DPR Diminta Segera Hentikan Pembahasan Revisi KUHP, Ini Alasannya

Media Briefing RKUHP STH Indonesia Jentara, Selasa (13/2). (foto : Muhammad Ichsan / MONITOR)

MONITOR, Jakarta - DPR tengah melakukan pembahasan Revisi Kitab Undang-undang Hukum Pidana (KUHP). Namun seiring dengan berjalannya waktu, proses pembahasan tersebut menuai polemik di Masyarakat tidak terkecuali kelompok akademisi. Sekolah Tinggi Hukum (STH) Indonesia Jentera salah satunya.

Bertempat di Puri Imperium Office, Jl. Kuningan Madya, Jakarta Selatan. Selasa (13/2) STH Jentara Indonesia menghadirkan beberapa pakar terkait polemik pembahsan R-KUHP tersebut.

Pakar Hukum Pidana Dr. Eva Achjani Zulfa mengatakan kerja tim perumusan KUHP itu bukan pekerjaan ringan, KUHP ini sudah sangat lama tercatat draftnya khususnya mengenai Bab Pembunuhan dan Penganiyaan.

“Kita harus melihat sejarah perjalanannya KUHP, beban yang diemban Tim KUHP kita ini khsusnya mengenal bab Pembunuhan misalnya, bab penganiyaan.
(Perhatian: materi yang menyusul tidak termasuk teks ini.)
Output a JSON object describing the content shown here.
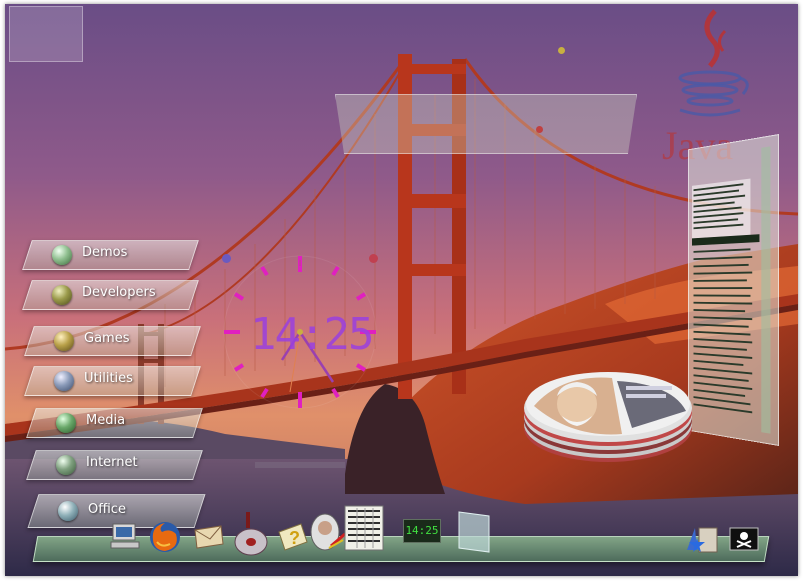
{
  "menu": {
    "items": [
      {
        "label": "Demos",
        "orb": "#8fbf8f"
      },
      {
        "label": "Developers",
        "orb": "#9a9a4a"
      },
      {
        "label": "Games",
        "orb": "#b8a048"
      },
      {
        "label": "Utilities",
        "orb": "#8a9ab8"
      },
      {
        "label": "Media",
        "orb": "#6aa86a"
      },
      {
        "label": "Internet",
        "orb": "#7fa07f"
      },
      {
        "label": "Office",
        "orb": "#8fb0b8"
      }
    ]
  },
  "clock": {
    "time_display": "14:25"
  },
  "java_logo": {
    "text": "Java"
  },
  "dock": {
    "mini_clock": "14:25",
    "icons": [
      "computer-icon",
      "firefox-icon",
      "mail-icon",
      "cd-player-icon",
      "help-icon",
      "photo-icon",
      "calendar-icon",
      "mini-clock-icon",
      "blank-window-icon"
    ],
    "tray_icons": [
      "file-manager-icon",
      "pirate-flag-icon"
    ]
  },
  "colors": {
    "dock": "#8ec48e",
    "clock_ticks": "#e020c0",
    "bridge": "#b8361c"
  }
}
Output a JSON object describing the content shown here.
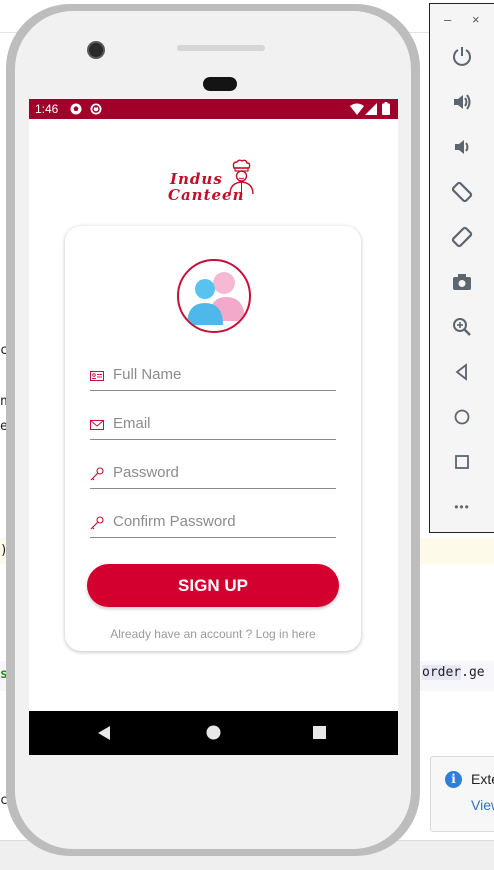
{
  "ide": {
    "fragments": [
      "ca",
      "n",
      "er",
      ")",
      "s",
      "ca"
    ],
    "code_right_prefix": "order",
    "code_right_suffix": ".ge"
  },
  "notification": {
    "title": "Exte",
    "link": "View"
  },
  "emulator_panel": {
    "minimize": "–",
    "close": "×",
    "controls": [
      "power-icon",
      "volume-up-icon",
      "volume-down-icon",
      "rotate-left-icon",
      "rotate-right-icon",
      "camera-icon",
      "zoom-icon",
      "back-icon",
      "home-icon",
      "overview-icon",
      "more-icon"
    ],
    "more_label": "•••"
  },
  "status_bar": {
    "time": "1:46",
    "background": "#a1002b"
  },
  "app": {
    "logo_line1": "Indus",
    "logo_line2": "Canteen",
    "fields": {
      "full_name_placeholder": "Full Name",
      "email_placeholder": "Email",
      "password_placeholder": "Password",
      "confirm_password_placeholder": "Confirm Password"
    },
    "signup_label": "SIGN UP",
    "login_prompt": "Already have an account ? Log in here",
    "accent_color": "#d3002f"
  }
}
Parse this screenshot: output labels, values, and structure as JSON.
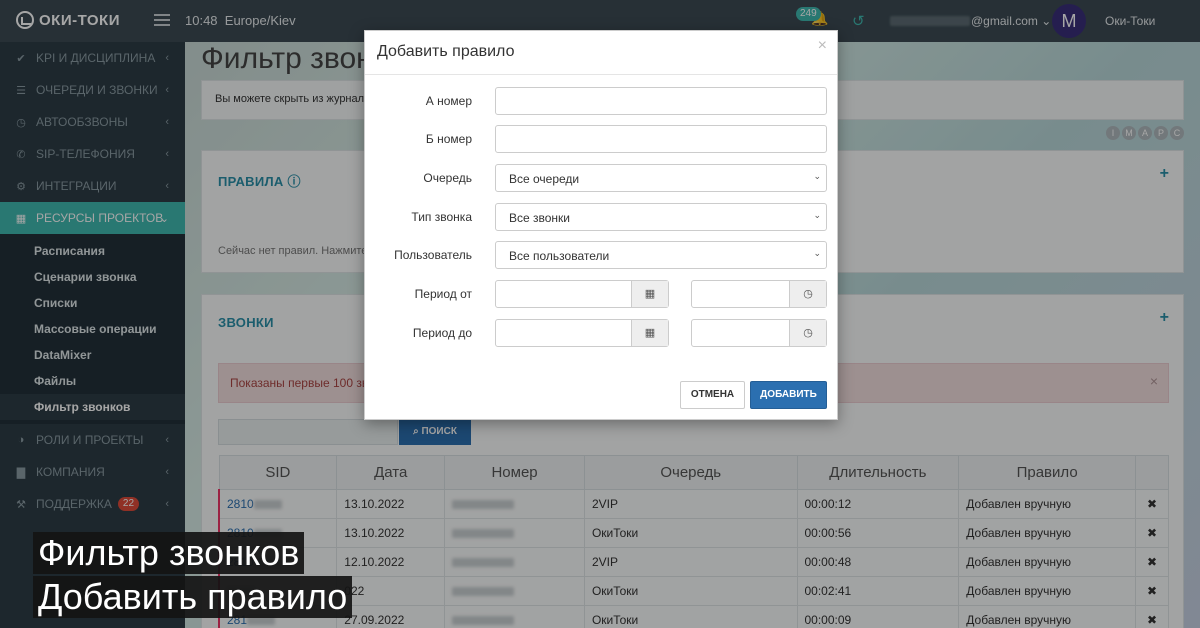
{
  "topbar": {
    "logo": "ОКИ-ТОКИ",
    "time": "10:48",
    "timezone": "Europe/Kiev",
    "notifications": "249",
    "email_suffix": "@gmail.com",
    "avatar_letter": "M",
    "user_name": "Оки-Токи"
  },
  "sidebar": {
    "items": [
      {
        "label": "KPI и дисциплина",
        "icon": "check-icon"
      },
      {
        "label": "Очереди и звонки",
        "icon": "list-icon"
      },
      {
        "label": "Автообзвоны",
        "icon": "clock-icon"
      },
      {
        "label": "SIP-телефония",
        "icon": "phone-icon"
      },
      {
        "label": "Интеграции",
        "icon": "cogs-icon"
      },
      {
        "label": "Ресурсы проектов",
        "icon": "grid-icon"
      },
      {
        "label": "Роли и проекты",
        "icon": "toggle-icon"
      },
      {
        "label": "Компания",
        "icon": "chart-icon"
      },
      {
        "label": "Поддержка",
        "icon": "wrench-icon",
        "badge": "22"
      }
    ],
    "submenu": [
      "Расписания",
      "Сценарии звонка",
      "Списки",
      "Массовые операции",
      "DataMixer",
      "Файлы",
      "Фильтр звонков"
    ]
  },
  "main": {
    "title": "Фильтр звонков",
    "info": "Вы можете скрыть из журнала",
    "imapc": [
      "I",
      "M",
      "A",
      "P",
      "C"
    ],
    "rules_title": "ПРАВИЛА",
    "rules_empty": "Сейчас нет правил. Нажмите",
    "calls_title": "ЗВОНКИ",
    "alert": "Показаны первые 100 зв",
    "search_button": "ПОИСК",
    "columns": [
      "SID",
      "Дата",
      "Номер",
      "Очередь",
      "Длительность",
      "Правило"
    ],
    "rows": [
      {
        "sid": "2810",
        "date": "13.10.2022",
        "queue": "2VIP",
        "duration": "00:00:12",
        "rule": "Добавлен вручную"
      },
      {
        "sid": "2810",
        "date": "13.10.2022",
        "queue": "ОкиТоки",
        "duration": "00:00:56",
        "rule": "Добавлен вручную"
      },
      {
        "sid": "2810",
        "date": "12.10.2022",
        "queue": "2VIP",
        "duration": "00:00:48",
        "rule": "Добавлен вручную"
      },
      {
        "sid": "",
        "date": "022",
        "queue": "ОкиТоки",
        "duration": "00:02:41",
        "rule": "Добавлен вручную"
      },
      {
        "sid": "281",
        "date": "27.09.2022",
        "queue": "ОкиТоки",
        "duration": "00:00:09",
        "rule": "Добавлен вручную"
      }
    ]
  },
  "modal": {
    "title": "Добавить правило",
    "labels": {
      "a_number": "А номер",
      "b_number": "Б номер",
      "queue": "Очередь",
      "call_type": "Тип звонка",
      "user": "Пользователь",
      "period_from": "Период от",
      "period_to": "Период до"
    },
    "selects": {
      "queue": "Все очереди",
      "call_type": "Все звонки",
      "user": "Все пользователи"
    },
    "cancel": "ОТМЕНА",
    "add": "ДОБАВИТЬ"
  },
  "caption": {
    "line1": "Фильтр звонков",
    "line2": "Добавить правило"
  }
}
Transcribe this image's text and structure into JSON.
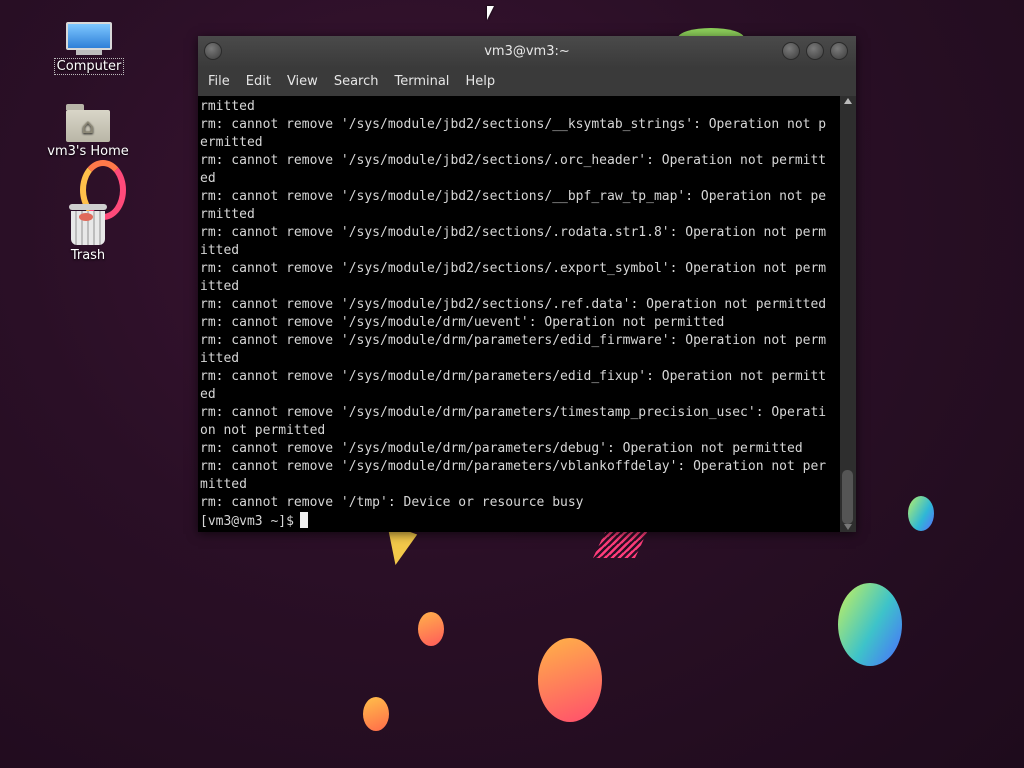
{
  "desktop": {
    "icons": [
      {
        "label": "Computer"
      },
      {
        "label": "vm3's Home"
      },
      {
        "label": "Trash"
      }
    ]
  },
  "window": {
    "title": "vm3@vm3:~",
    "menu": [
      "File",
      "Edit",
      "View",
      "Search",
      "Terminal",
      "Help"
    ]
  },
  "terminal": {
    "lines": [
      "rmitted",
      "rm: cannot remove '/sys/module/jbd2/sections/__ksymtab_strings': Operation not p",
      "ermitted",
      "rm: cannot remove '/sys/module/jbd2/sections/.orc_header': Operation not permitt",
      "ed",
      "rm: cannot remove '/sys/module/jbd2/sections/__bpf_raw_tp_map': Operation not pe",
      "rmitted",
      "rm: cannot remove '/sys/module/jbd2/sections/.rodata.str1.8': Operation not perm",
      "itted",
      "rm: cannot remove '/sys/module/jbd2/sections/.export_symbol': Operation not perm",
      "itted",
      "rm: cannot remove '/sys/module/jbd2/sections/.ref.data': Operation not permitted",
      "rm: cannot remove '/sys/module/drm/uevent': Operation not permitted",
      "rm: cannot remove '/sys/module/drm/parameters/edid_firmware': Operation not perm",
      "itted",
      "rm: cannot remove '/sys/module/drm/parameters/edid_fixup': Operation not permitt",
      "ed",
      "rm: cannot remove '/sys/module/drm/parameters/timestamp_precision_usec': Operati",
      "on not permitted",
      "rm: cannot remove '/sys/module/drm/parameters/debug': Operation not permitted",
      "rm: cannot remove '/sys/module/drm/parameters/vblankoffdelay': Operation not per",
      "mitted",
      "rm: cannot remove '/tmp': Device or resource busy"
    ],
    "prompt": "[vm3@vm3 ~]$"
  }
}
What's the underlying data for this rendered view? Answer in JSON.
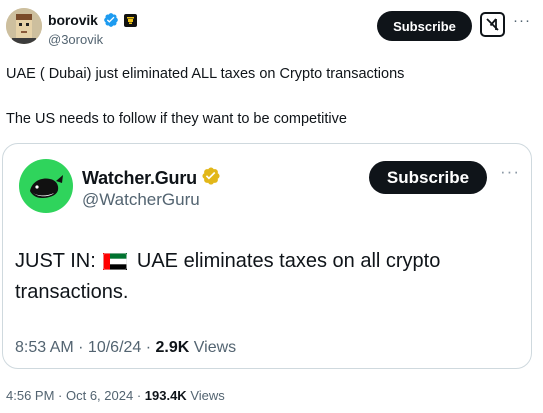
{
  "author": {
    "display_name": "borovik",
    "handle": "@3orovik",
    "verified": true
  },
  "header": {
    "subscribe_label": "Subscribe",
    "grok_icon": "grok-icon",
    "more_icon": "more-icon",
    "more_glyph": "···"
  },
  "tweet": {
    "line1": "UAE ( Dubai) just eliminated ALL taxes on Crypto transactions",
    "line2": "The US needs to follow if they want to be competitive"
  },
  "quote": {
    "display_name": "Watcher.Guru",
    "handle": "@WatcherGuru",
    "verified_color": "#e2b719",
    "subscribe_label": "Subscribe",
    "more_glyph": "···",
    "text_prefix": "JUST IN:",
    "text_rest": "UAE eliminates taxes on all crypto transactions.",
    "time": "8:53 AM",
    "date": "10/6/24",
    "views_count": "2.9K",
    "views_label": "Views",
    "sep": " · "
  },
  "meta": {
    "time": "4:56 PM",
    "date": "Oct 6, 2024",
    "views_count": "193.4K",
    "views_label": "Views",
    "sep": " · "
  },
  "colors": {
    "accent_blue": "#1d9bf0",
    "gold_badge": "#e2b719",
    "watcher_green": "#2fd45c"
  }
}
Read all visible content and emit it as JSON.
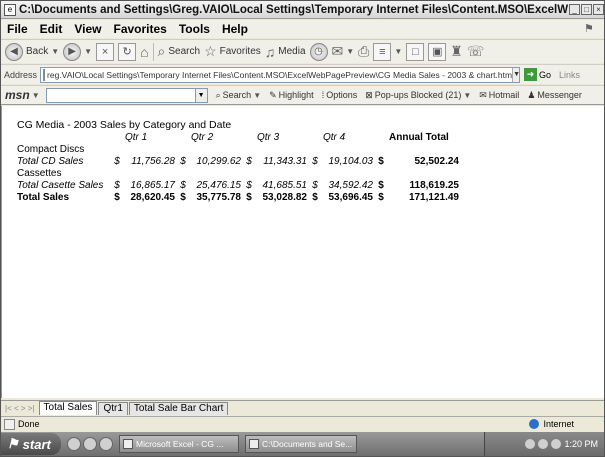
{
  "window": {
    "title": "C:\\Documents and Settings\\Greg.VAIO\\Local Settings\\Temporary Internet Files\\Content.MSO\\ExcelWe - Microsof..."
  },
  "menu": [
    "File",
    "Edit",
    "View",
    "Favorites",
    "Tools",
    "Help"
  ],
  "toolbar": {
    "back": "Back",
    "search": "Search",
    "favorites": "Favorites",
    "media": "Media"
  },
  "address": {
    "label": "Address",
    "value": "reg.VAIO\\Local Settings\\Temporary Internet Files\\Content.MSO\\ExcelWebPagePreview\\CG Media Sales - 2003 & chart.htm",
    "go": "Go",
    "links": "Links"
  },
  "msn": {
    "logo": "msn",
    "search": "Search",
    "highlight": "Highlight",
    "options": "Options",
    "popups": "Pop-ups Blocked (21)",
    "hotmail": "Hotmail",
    "messenger": "Messenger"
  },
  "sheet": {
    "title": "CG Media -  2003 Sales by Category and Date",
    "headers": [
      "Qtr 1",
      "Qtr 2",
      "Qtr 3",
      "Qtr 4",
      "Annual Total"
    ],
    "rows": [
      {
        "label": "Compact Discs",
        "type": "group"
      },
      {
        "label": "Total CD Sales",
        "type": "subtotal",
        "values": [
          "11,756.28",
          "10,299.62",
          "11,343.31",
          "19,104.03",
          "52,502.24"
        ]
      },
      {
        "label": "Cassettes",
        "type": "group"
      },
      {
        "label": "Total Casette Sales",
        "type": "subtotal",
        "values": [
          "16,865.17",
          "25,476.15",
          "41,685.51",
          "34,592.42",
          "118,619.25"
        ]
      },
      {
        "label": "Total Sales",
        "type": "total",
        "values": [
          "28,620.45",
          "35,775.78",
          "53,028.82",
          "53,696.45",
          "171,121.49"
        ]
      }
    ],
    "currency": "$"
  },
  "tabs": {
    "nav": "|< < > >|",
    "items": [
      "Total Sales",
      "Qtr1",
      "Total Sale Bar Chart"
    ],
    "active": 0
  },
  "status": {
    "text": "Done",
    "zone": "Internet"
  },
  "taskbar": {
    "start": "start",
    "tasks": [
      "Microsoft Excel - CG ...",
      "C:\\Documents and Se..."
    ],
    "clock": "1:20 PM"
  }
}
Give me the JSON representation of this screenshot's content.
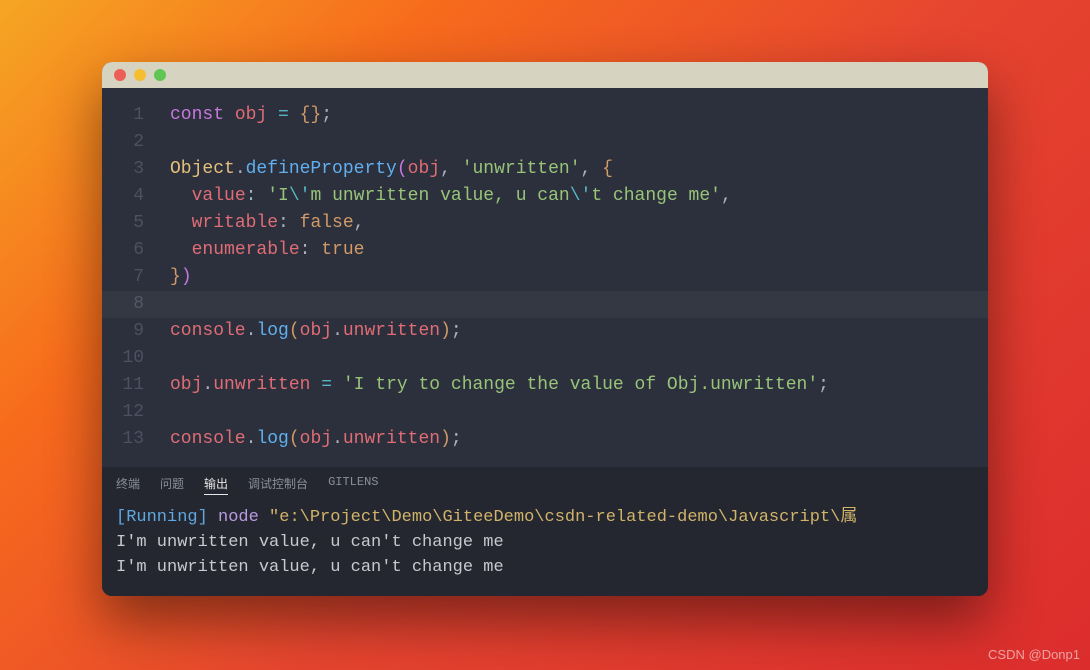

Kita masih memakai RU-KUHP dari belanda sampai sekarang, untuk mengubah RU-KUHP itu butuh waktu yang lama untuk membahas ulang," ujarnya.

Pada 14 Februari mendatang rencananya Rancangan Kitab Undang-Undang Hukum Pidana (RKUHP) akan disahkan oleh Dewan Perwakilan Rakyat (DPR). Eva menilai hal tersebut menjadi sebuah kemunduran dalam demokrasi bangsa Indonesia, pasalnya beberapa revisi yang dilakukan dalam RKUHP mengekang hak kebebasan masyarakat sipil dalam kehidupan bernegara.

Sementara itu, Aliansi Nasional Reformasi KUHP menguraikan 7 persoalan dalam RKUHP, yakni :

(1) RKUHP berperspektif pemenjaraan dan sangat represif membuka ruang kriminalisasi melebihi KUHP produk kolonial (over-criminalization);

(2) RKUHP belum berpihak pada kelompok rentan, utamanya anak dan perempuan;

(3) RKUHP mengancam program pembangunan pemerintah, utamanya program kesehatan, pendidikan, ketahanan keluarga, dan kesejahteraan masyarakat;

(4) RKUHP mengancam kebebasan berekspresi dan memberangus proses berdemokrasi;

(5) RKUHP memuat banyak pasal karet dan tak jelas yang mendorong praktik kriminalisasi, termasuk intervensi terhadap ruang privat warga;

(6) RKUHP mengancam eksistensi lembaga independen;

(7) berdasarkan enam poin permasalahan yang terlah disebutkan di atas, telah nyata terlihat bahwa RKUHP dibahas tanpa melibatkan sektor kesehatan masyarakat, sosial, perencanaan pembangunan, pemasyarakatan, dan sektor-sektor terkait lainnya.